Anyway, Molly Brown offers no support for any of this. If it receives a
request for a URL with a hostname that doesn't match its configured
hostname, it will respond with a "no proxying allowed" error, and that's
the end of that. The actual server system's hostname is not consulted.
If you're seeing these errors, it can only mean that your client is
sending a URL with the wrong hostname (or there's a bug in Molly Brown,
in which case we should try to identify and fix it, not just comment it
out).
Are you perhaps connecting to the server by typing its IP address into
your client, and not the hostname? That's something I can think of
which would cause this (and perhaps shouldn't).
If that's not the case, look in your Molly Brown access log. You'll be
able to see the URL your client is sending. That will probably let us
know what's going on.
Cheers,
Solderpunk
On Jul 4, 2020, 19:02 -0400, traderbeckola at tahoma.com, wrote:
Yes. Just checked to make sure the hostname is harmonized across molly.conf, hostname on the server system, and the hostname the dns/dhcp server assigns it.

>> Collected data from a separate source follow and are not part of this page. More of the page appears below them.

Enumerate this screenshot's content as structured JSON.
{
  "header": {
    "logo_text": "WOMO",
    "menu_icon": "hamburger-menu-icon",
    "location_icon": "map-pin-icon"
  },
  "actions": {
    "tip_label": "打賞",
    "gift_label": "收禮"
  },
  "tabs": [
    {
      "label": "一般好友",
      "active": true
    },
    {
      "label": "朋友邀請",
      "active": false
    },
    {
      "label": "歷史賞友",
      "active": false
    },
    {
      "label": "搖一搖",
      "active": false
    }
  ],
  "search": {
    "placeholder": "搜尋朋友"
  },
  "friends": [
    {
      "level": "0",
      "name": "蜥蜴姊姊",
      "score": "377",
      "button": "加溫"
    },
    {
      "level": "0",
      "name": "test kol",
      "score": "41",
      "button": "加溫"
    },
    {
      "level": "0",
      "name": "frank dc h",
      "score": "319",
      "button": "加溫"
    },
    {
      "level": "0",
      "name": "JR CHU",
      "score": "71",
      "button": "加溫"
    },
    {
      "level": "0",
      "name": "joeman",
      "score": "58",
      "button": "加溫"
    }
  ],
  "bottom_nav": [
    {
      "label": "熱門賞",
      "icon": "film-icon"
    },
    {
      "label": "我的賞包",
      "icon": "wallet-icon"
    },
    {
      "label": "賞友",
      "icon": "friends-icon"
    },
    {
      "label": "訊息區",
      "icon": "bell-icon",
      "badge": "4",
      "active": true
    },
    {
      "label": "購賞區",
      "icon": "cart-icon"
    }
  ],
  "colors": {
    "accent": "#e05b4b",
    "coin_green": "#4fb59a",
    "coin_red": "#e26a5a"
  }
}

On Jul 4, 2020, 18:38 -0400, solderpunk <solderpunk at SDF.ORG>, wrote:
On Sat, Jul 04, 2020 at 06:33:58PM -0400, traderbeckola at tahoma.com wrote:
I’m experimenting with setting up a Gemini server (molly brown in this case) on my LAN. It is on a different network segment than my desktop (client, trying out Kristall and elpher). When I try to connect to the server, I get a message “you tried to request a resource from one host that is actually located on another host.... No proxying to other hosts or ports.” The message is similar from the various clients and in the server’s log file.
Not sure why I’m getting this. Running on port 1965, no port forwarding arrangement. There is a firewall between the two network segments.
Thanks!
What's the value of `Hostname` in your Molly Brown configuration, and is
that the hostname with which you are trying to access the server?